The measure provides an additional $300 million each for the Clean Water State Revolving Fund (CWSRF) and the Drinking Water State Revolving Fund (WSRF) over current funding levels, for a total of $2.89 billion (a 27 percent increase) in funding for the State Revolving Fund overall – its highest since FY10. The measure also protects the Rural Utilities Service’s Rural Water and Waste Disposal Program, which received over $563 million for grants, loans, and loan guarantees to small systems. The omnibus deal also includes $63 million for the Water Infrastructure Finance and Innovation Act (WIFIA) program, an increase over current funding. These funds are expected to be leveraged into billions of dollars in additional direct loan authority for water infrastructure projects.
Increases after years of cuts and threats of more cuts are a big win for water infrastructure. Water infrastructure programs have traditionally enjoyed bipartisan popularity, especially programs that directly help state and local government fund water treatment and other infrastructure.
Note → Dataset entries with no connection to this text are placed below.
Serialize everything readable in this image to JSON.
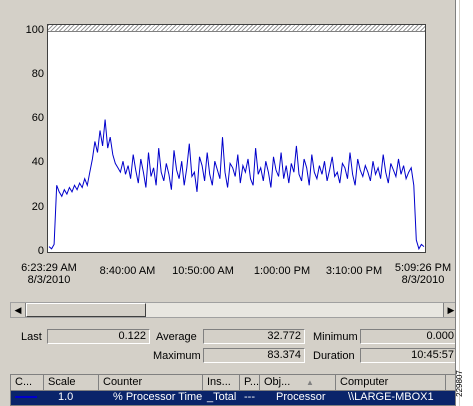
{
  "chart_data": {
    "type": "line",
    "ylim": [
      0,
      100
    ],
    "y_ticks": [
      "100",
      "80",
      "60",
      "40",
      "20",
      "0"
    ],
    "x_tick_labels": [
      {
        "line1": "6:23:29 AM",
        "line2": "8/3/2010"
      },
      {
        "line1": "8:40:00 AM",
        "line2": ""
      },
      {
        "line1": "10:50:00 AM",
        "line2": ""
      },
      {
        "line1": "1:00:00 PM",
        "line2": ""
      },
      {
        "line1": "3:10:00 PM",
        "line2": ""
      },
      {
        "line1": "5:09:26 PM",
        "line2": "8/3/2010"
      }
    ],
    "line_color": "#0000cc",
    "series": [
      {
        "values": [
          2,
          1,
          3,
          30,
          27,
          25,
          28,
          26,
          29,
          27,
          30,
          28,
          31,
          29,
          33,
          30,
          36,
          42,
          50,
          45,
          55,
          48,
          60,
          47,
          52,
          44,
          40,
          38,
          36,
          41,
          35,
          39,
          33,
          44,
          37,
          31,
          42,
          36,
          29,
          45,
          34,
          38,
          30,
          47,
          36,
          32,
          40,
          35,
          28,
          46,
          37,
          33,
          41,
          30,
          38,
          49,
          34,
          36,
          27,
          43,
          39,
          32,
          45,
          35,
          30,
          41,
          37,
          33,
          52,
          36,
          29,
          40,
          38,
          34,
          44,
          31,
          39,
          36,
          42,
          33,
          30,
          47,
          35,
          38,
          32,
          41,
          36,
          29,
          43,
          37,
          34,
          45,
          33,
          39,
          31,
          40,
          36,
          48,
          35,
          32,
          42,
          38,
          30,
          44,
          36,
          33,
          39,
          35,
          41,
          32,
          37,
          43,
          34,
          36,
          31,
          40,
          38,
          33,
          45,
          35,
          30,
          42,
          37,
          34,
          39,
          36,
          32,
          41,
          35,
          38,
          33,
          44,
          36,
          31,
          40,
          37,
          34,
          42,
          35,
          39,
          33,
          36,
          38,
          30,
          5,
          1,
          3,
          2
        ]
      }
    ]
  },
  "scrollbar": {
    "left_arrow": "◀",
    "right_arrow": "▶"
  },
  "stats": {
    "last_label": "Last",
    "last_value": "0.122",
    "average_label": "Average",
    "average_value": "32.772",
    "minimum_label": "Minimum",
    "minimum_value": "0.000",
    "maximum_label": "Maximum",
    "maximum_value": "83.374",
    "duration_label": "Duration",
    "duration_value": "10:45:57"
  },
  "counter_table": {
    "headers": [
      "C...",
      "Scale",
      "Counter",
      "Ins...",
      "P...",
      "Obj...",
      "Computer"
    ],
    "sort_indicator": "▲",
    "row": [
      "",
      "1.0",
      "% Processor Time",
      "_Total",
      "---",
      "Processor",
      "\\\\LARGE-MBOX1"
    ]
  },
  "side_text": "229807"
}
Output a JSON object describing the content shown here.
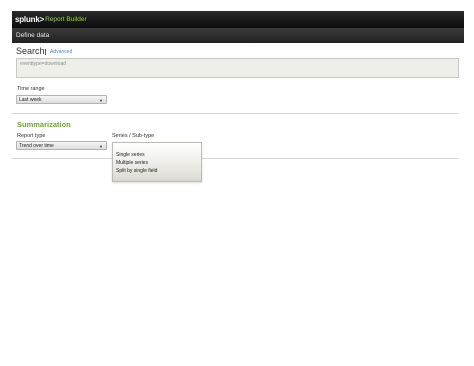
{
  "header": {
    "logo_text": "splunk>",
    "app_title": "Report Builder"
  },
  "subheader": {
    "title": "Define data"
  },
  "search": {
    "label": "Search",
    "advanced_link": "Advanced",
    "value": "eventtype=download"
  },
  "time_range": {
    "label": "Time range",
    "selected": "Last week"
  },
  "summarization": {
    "title": "Summarization",
    "report_type": {
      "label": "Report type",
      "selected": "Trend over time"
    },
    "series": {
      "label": "Series / Sub-type",
      "options": [
        "Single series",
        "Multiple series",
        "Split by single field"
      ]
    }
  },
  "colors": {
    "topbar": "#111111",
    "brand_green": "#9ad04a",
    "section_green": "#6aa33a",
    "link_blue": "#4a86c5"
  },
  "icons": {
    "select_caret": "caret-down-icon"
  }
}
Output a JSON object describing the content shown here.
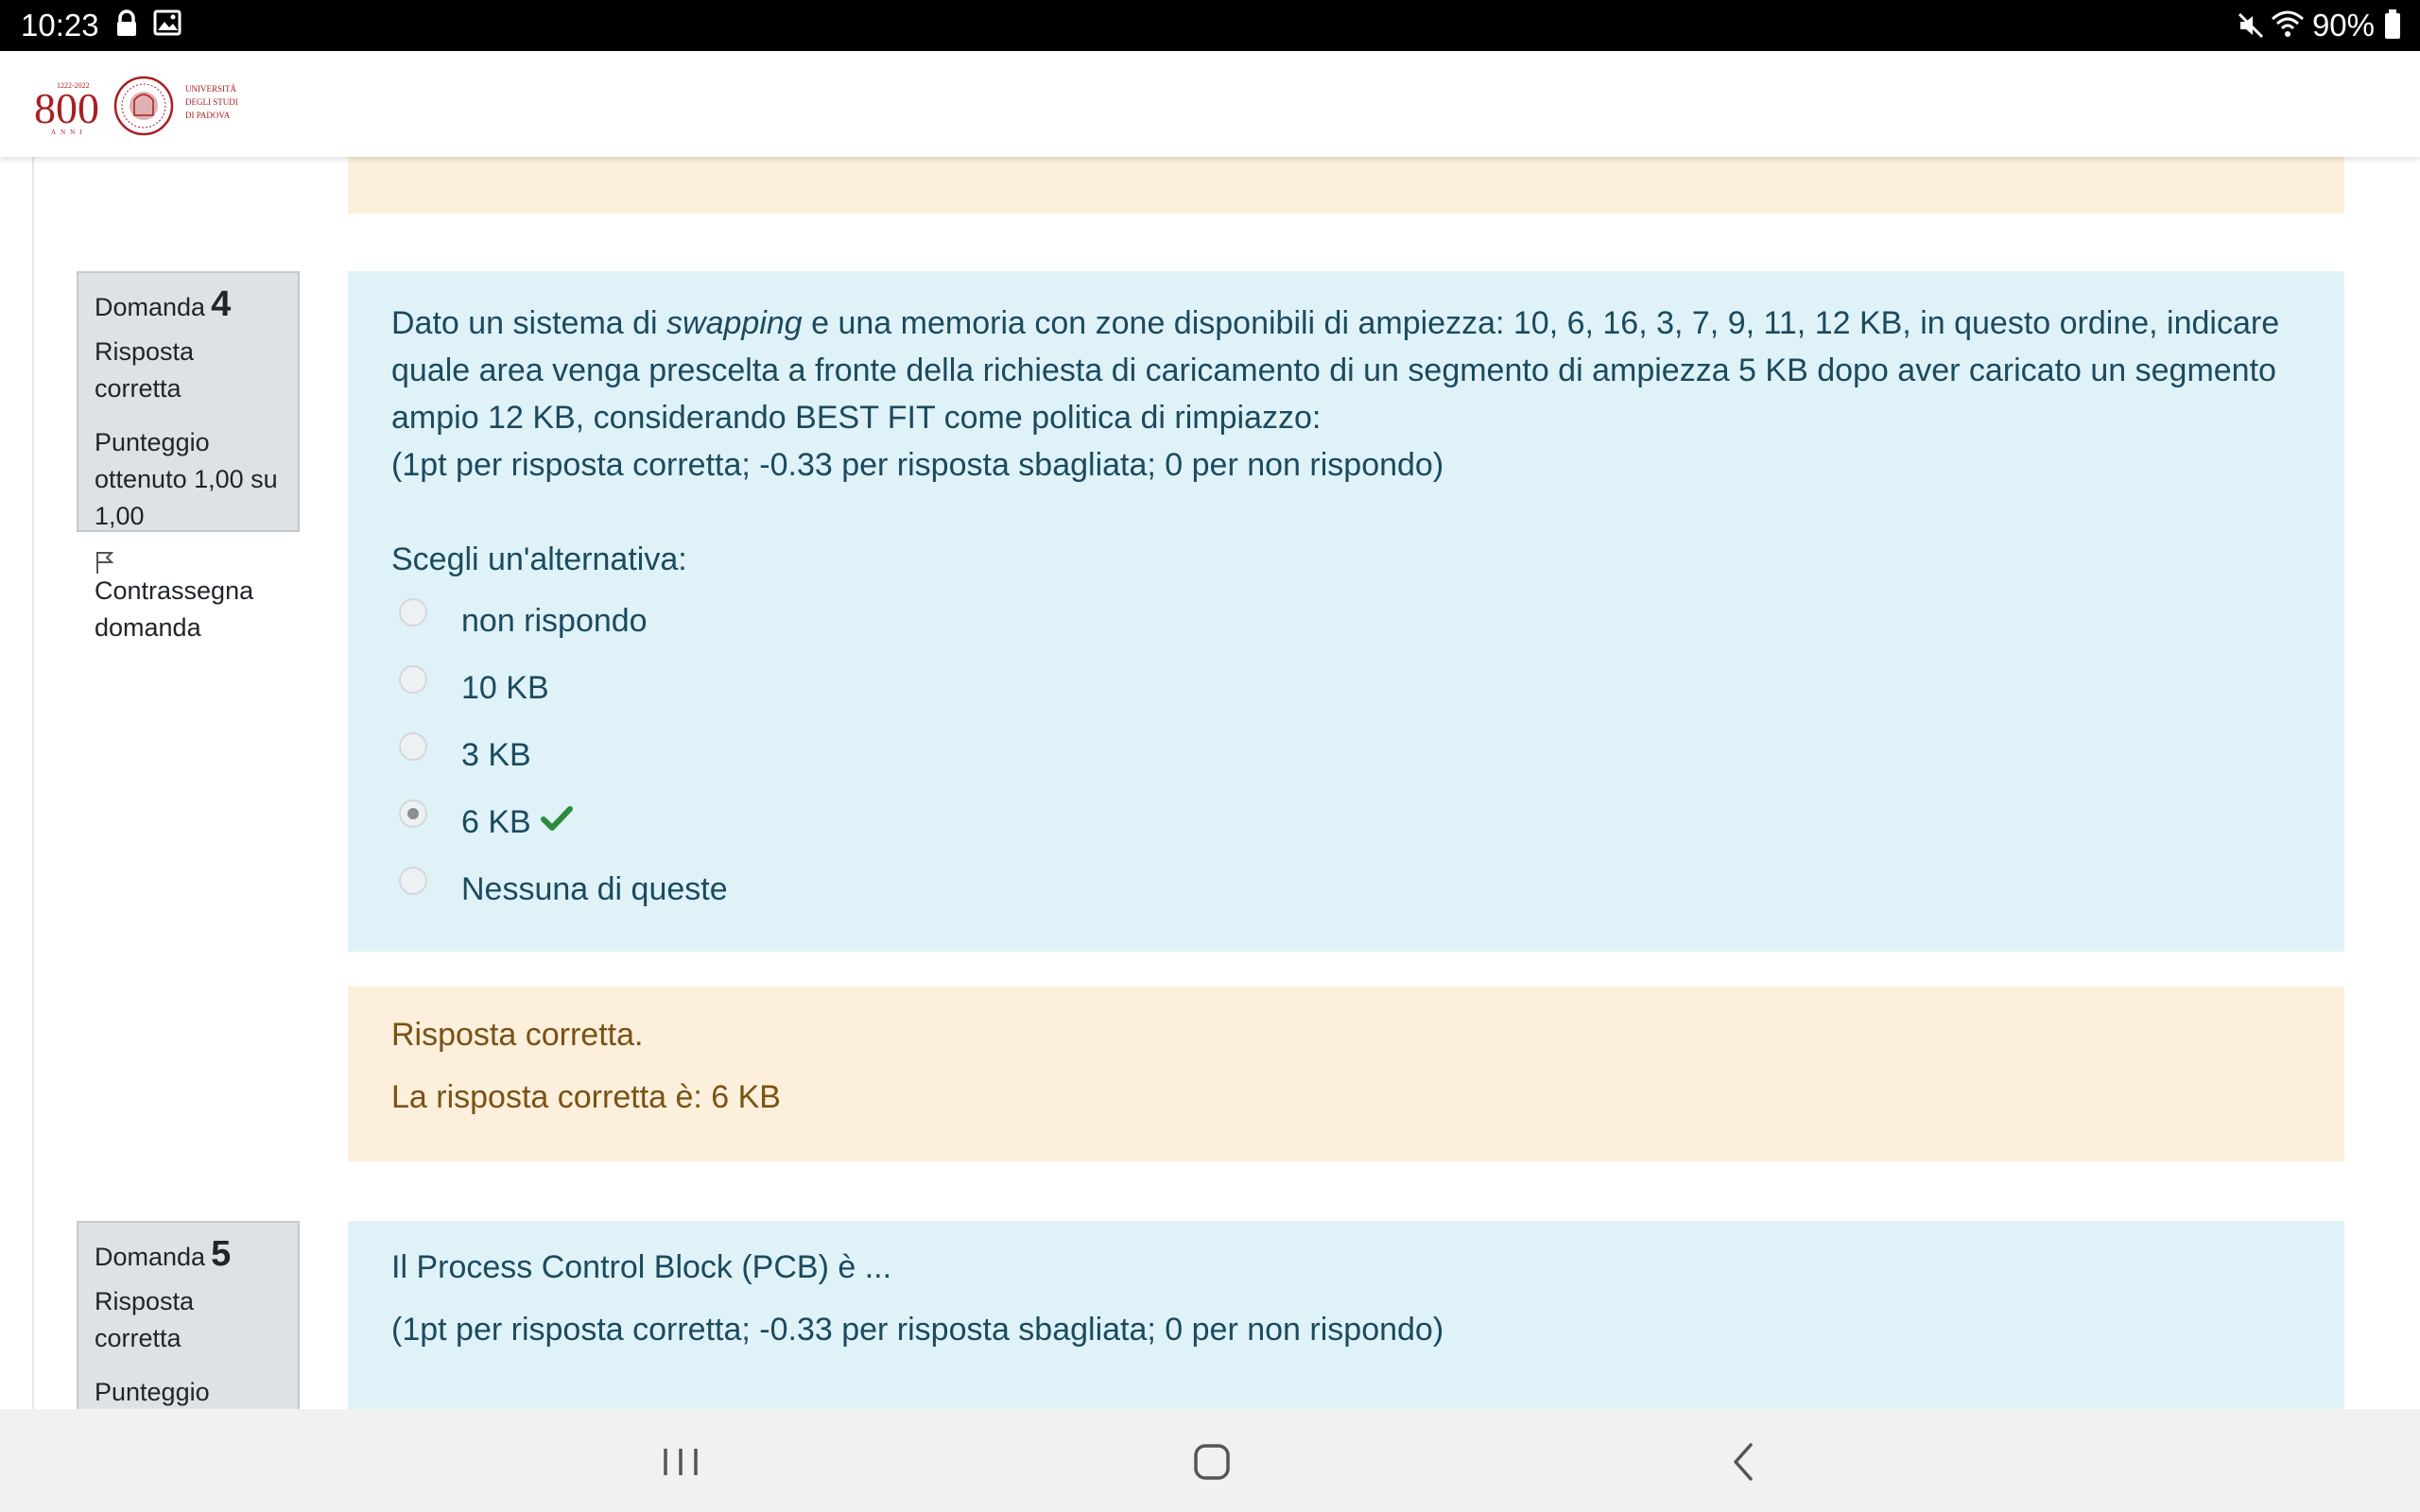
{
  "status_bar": {
    "time": "10:23",
    "left_icons": [
      "lock-icon",
      "image-icon"
    ],
    "right_icons": [
      "mute-icon",
      "wifi-icon",
      "battery-icon"
    ],
    "battery": "90%"
  },
  "header": {
    "logo_icon": "university-of-padova-logo",
    "logo_numeral": "800",
    "logo_years": "1222-2022",
    "logo_anni": "ANNI",
    "logo_name_lines": [
      "UNIVERSITÀ",
      "DEGLI STUDI",
      "DI PADOVA"
    ]
  },
  "questions": [
    {
      "info": {
        "label": "Domanda",
        "number": "4",
        "status": "Risposta corretta",
        "score": "Punteggio ottenuto 1,00 su 1,00",
        "flag_label": "Contrassegna domanda"
      },
      "text_before_em": "Dato un sistema di ",
      "text_em": "swapping",
      "text_after_em": " e una memoria con zone disponibili di ampiezza: 10, 6, 16, 3, 7, 9, 11, 12 KB, in questo ordine, indicare quale area venga prescelta a fronte della richiesta di caricamento di un segmento di ampiezza 5 KB dopo aver caricato un segmento ampio 12 KB, considerando BEST FIT come politica di rimpiazzo:",
      "scoring": "(1pt per risposta corretta; -0.33 per risposta sbagliata; 0 per non rispondo)",
      "prompt": "Scegli un'alternativa:",
      "options": [
        {
          "label": "non rispondo",
          "selected": false
        },
        {
          "label": "10 KB",
          "selected": false
        },
        {
          "label": "3 KB",
          "selected": false
        },
        {
          "label": "6 KB",
          "selected": true,
          "marker": "check-icon"
        },
        {
          "label": "Nessuna di queste",
          "selected": false
        }
      ],
      "feedback": {
        "result": "Risposta corretta.",
        "correct_answer": "La risposta corretta è: 6 KB"
      }
    },
    {
      "info": {
        "label": "Domanda",
        "number": "5",
        "status": "Risposta corretta",
        "score_partial": "Punteggio"
      },
      "text": "Il Process Control Block (PCB) è ...",
      "scoring": "(1pt per risposta corretta; -0.33 per risposta sbagliata; 0 per non rispondo)"
    }
  ],
  "nav_bar": {
    "buttons": [
      "recent-apps-icon",
      "home-icon",
      "back-icon"
    ]
  },
  "colors": {
    "question_bg": "#def2f8",
    "feedback_bg": "#fcefdc",
    "info_bg": "#dee2e6",
    "correct_check": "#2e8b3d",
    "logo_red": "#a81f23"
  }
}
But the SRF programs are the single largest line item in the EPA budget and efforts to cut EPA funding in the current Administration inevitably end up coming from the water programs. The water sector must continue its push for sustainable water infrastructure funding for programs that work. While FY 2018 is set, the end of the fiscal year is a mere six months away, and this election year is unlikely to see another big funding bill before the November election. Communities’ capital needs to meet the challenges of water system development and renewal, regulatory compliance, the rising costs of day-to-day utility operations, and more unpredictable weather patterns, are constantly growing. These challenges are not going away and we must fight for the funding to continue to address them.